China’s Tencent to buy into Russian Internet company

AFP , SHANGHAI AND LONDON

Chinese Internet portal Tencent Holdings (騰訊) said it will acquire a 10.26 percent stake in Digital Sky Technologies Ltd (DST), a Russian Internet investment firm and Facebook shareholder.

Tencent, best known for its popular instant messaging and online game platforms in China, said it will pay US$300 million for the stake in Digital Sky, which bought into US social-networking Web site Facebook last year.

However, the type of shares purchased will give Tencent only 0.51 percent of Digital Sky’s total voting power, according to a statement filed with the Hong Kong Stock Exchange late on Monday.

Tencent said it will “develop a long-term strategic partnership with Digital Sky and the companies in which it has invested” and “explore further business cooperation with them.”

In May last year, Digital Sky bought US$200 million worth of Facebook’s preferred stocks representing a 1.96 percent equity stake in the US firm. It also completed a tender offer to buy US$100 million of Facebook common stock in August.

“The investment allows us to benefit from the fast-growing Internet market in Russia, as well as to leverage our technical and operational know-how to strengthen the leadership position of DST,” Tencent president Martin Lau said in a separate statement.

Tencent, based in the southern Chinese export hub of Shenzhen, operates various online services, including instant messaging service QQ, Web portal QQ.com, games portal QQ Game, search engine soso.com and a mobile portal.

Separately, a British child protection agency said it had pressed Facebook to add “panic buttons” to its pages after the murder of a teenager was linked to the site.

Jim Gamble, CEO of the Child Exploitation and Online Protection Center, said the social networking giant did not agree to his demands outright at a meeting in Washington but he felt they were moving in the right direction.

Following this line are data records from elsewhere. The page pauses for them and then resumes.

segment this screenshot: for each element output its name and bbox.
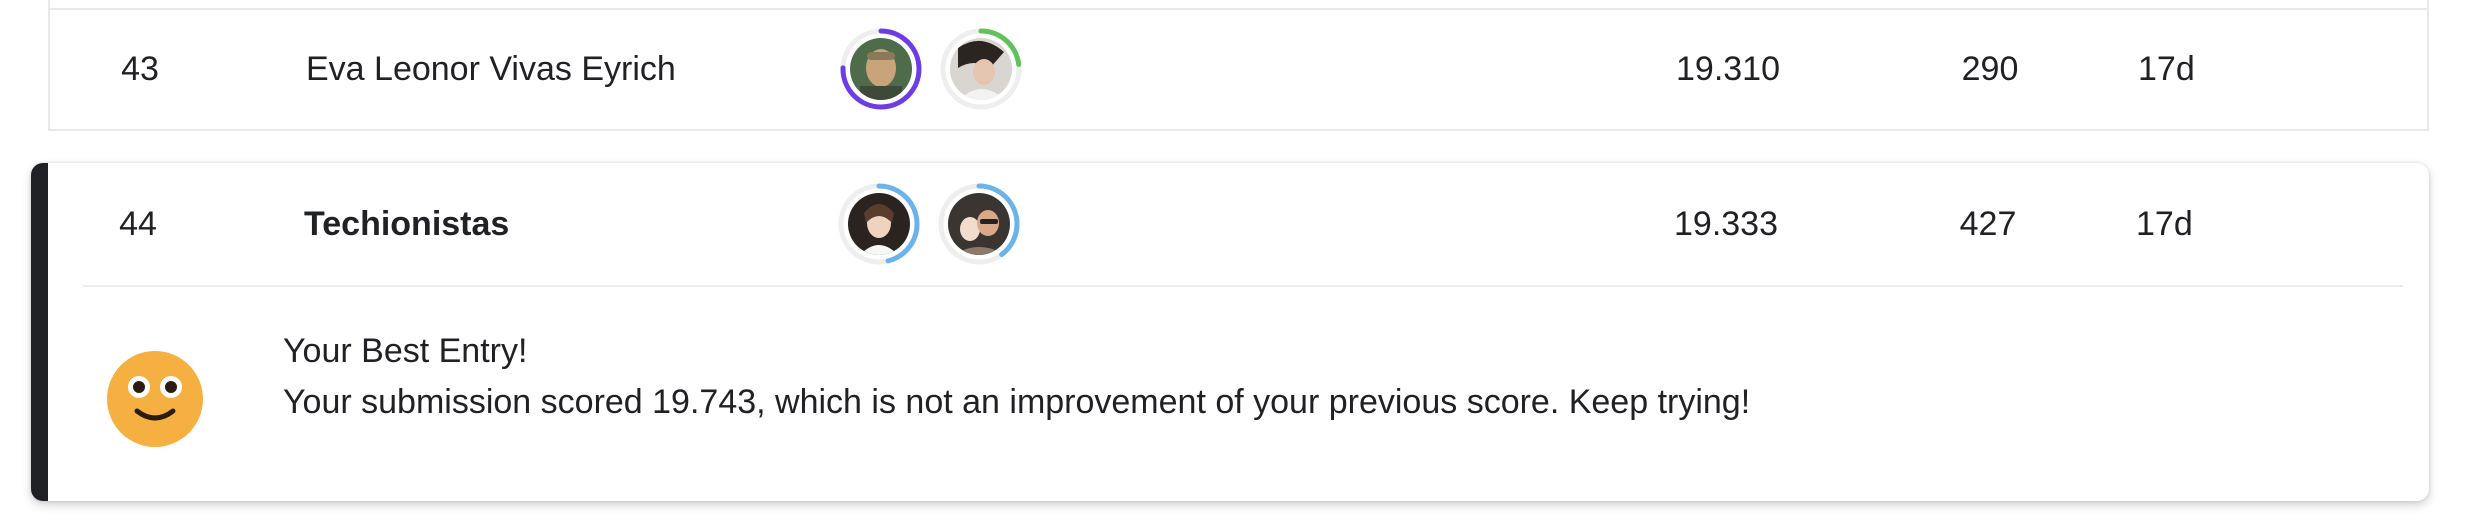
entries-cell: 290 [1961,50,2019,88]
user-avatar-icon [848,193,910,255]
rank-cell: 43 [121,50,159,88]
team-member-avatar[interactable] [938,183,1020,265]
team-member-avatar[interactable] [940,28,1022,110]
leaderboard-row[interactable]: 43 Eva Leonor Vivas Eyrich 19.310 290 17… [48,10,2429,131]
rank-cell: 44 [119,205,157,243]
user-avatar-icon [850,38,912,100]
score-cell: 19.310 [1676,50,1780,88]
team-member-avatar[interactable] [840,28,922,110]
entries-cell: 427 [1959,205,2017,243]
highlight-accent-bar [31,163,48,501]
user-avatar-icon [948,193,1010,255]
your-team-card: 44 Techionistas 19.333 427 17d Your Best… [31,163,2429,501]
team-member-avatar[interactable] [838,183,920,265]
card-divider [83,285,2403,287]
last-submission-cell: 17d [2136,205,2193,243]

Speaking after a four-hour meeting on Monday, Gamble said Facebook was close to “doing the right thing,” but urged the Web site to turn “words into action.”

The showdown came after controversy over Facebook’s refusal to include a “panic button” on its pages after the conviction of a serial rapist who used the site to lure and murder a teenage girl.

Peter Chapman posed as a young boy to lure 17-year-old Ashleigh Hall to her death in northeast Britain.